Unabhängig vom derzeitigen Wirkungsgrad erfordert die benötigte Wasserstoffmenge allein in Deutschland einen massiven Ausbau der erneuerbaren Energien. Hiermit verbunden sind im Inland vor allem Flächeninanspruchnahme, Nutzungskonflikte und Umweltfolgen (vgl. Kap. 3.2 und 3.5). Ferner kann die „Versorgung der Wasserstoffproduktion mit Strom aus erneuerbaren Energiequellen (…) mit der Dekarbonisierung des heimischen Energiesystems in Konflikt geraten, wenn die besten Standorte für die erneuerbare Stromproduktion für die Erstellung von Wasserstoff verwendet wird“ (BUND, o. J.).
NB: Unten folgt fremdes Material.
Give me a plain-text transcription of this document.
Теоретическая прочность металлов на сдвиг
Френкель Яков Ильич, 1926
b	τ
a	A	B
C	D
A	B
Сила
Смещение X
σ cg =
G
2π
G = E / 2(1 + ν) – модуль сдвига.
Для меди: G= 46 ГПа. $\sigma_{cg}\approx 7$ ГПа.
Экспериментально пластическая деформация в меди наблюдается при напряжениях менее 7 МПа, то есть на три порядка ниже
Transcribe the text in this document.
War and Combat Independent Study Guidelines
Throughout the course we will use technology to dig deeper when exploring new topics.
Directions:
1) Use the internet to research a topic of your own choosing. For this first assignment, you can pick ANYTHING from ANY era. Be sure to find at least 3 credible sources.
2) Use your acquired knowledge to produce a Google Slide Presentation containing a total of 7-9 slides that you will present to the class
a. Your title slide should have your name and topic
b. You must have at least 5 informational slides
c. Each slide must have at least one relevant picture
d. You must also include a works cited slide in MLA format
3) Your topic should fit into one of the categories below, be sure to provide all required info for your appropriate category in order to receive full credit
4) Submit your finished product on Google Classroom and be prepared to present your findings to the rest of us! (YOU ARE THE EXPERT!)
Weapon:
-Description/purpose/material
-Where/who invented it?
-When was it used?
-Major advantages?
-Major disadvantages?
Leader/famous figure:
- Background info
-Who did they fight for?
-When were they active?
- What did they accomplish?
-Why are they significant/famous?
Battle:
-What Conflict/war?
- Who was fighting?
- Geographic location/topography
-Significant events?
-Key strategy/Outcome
Nach Möglichkeit sollte grüner Wasserstoff mit Überschussstrom erzeugt werden. „Es ist jedoch nicht zu erwarten, dass die Menge an Überschussstrom in Deutschland ausreicht, um die prognostizierten Bedarfe an Wasserstoff zu produzieren. Die theoretische nutzbare Menge von Überschussstrom ist von den regionalen Gegebenheiten abhängig. Voraussichtlich liegt vor allem bei Offshore-Windanlagen eine überschüssige Strommenge vor, sofern das Stromnetz ausgelastet ist, die für die Herstellung von strombasierten Produkten nutzbar gemacht werden kann.“ (SRU, 2021, S. 70)

Da die Produktionskapazitäten aufgrund von Flächenrestriktionen begrenzt sind, ist davon auszugehen, dass der Großteil des grünen Wasserstoffs im Ausland produziert wird. Durch „den beschleunigten Ausbau von erneuerbaren Energien und die Verbreitung des entsprechenden Know-hows bei deren Produktion und Nutzung kann mit geringerer zusätzlicher Förderung von Projekten ein verbesserter Energiezugang für die lokale Bevölkerung ermöglicht werden.“ (NWR, 2021b, S. 3)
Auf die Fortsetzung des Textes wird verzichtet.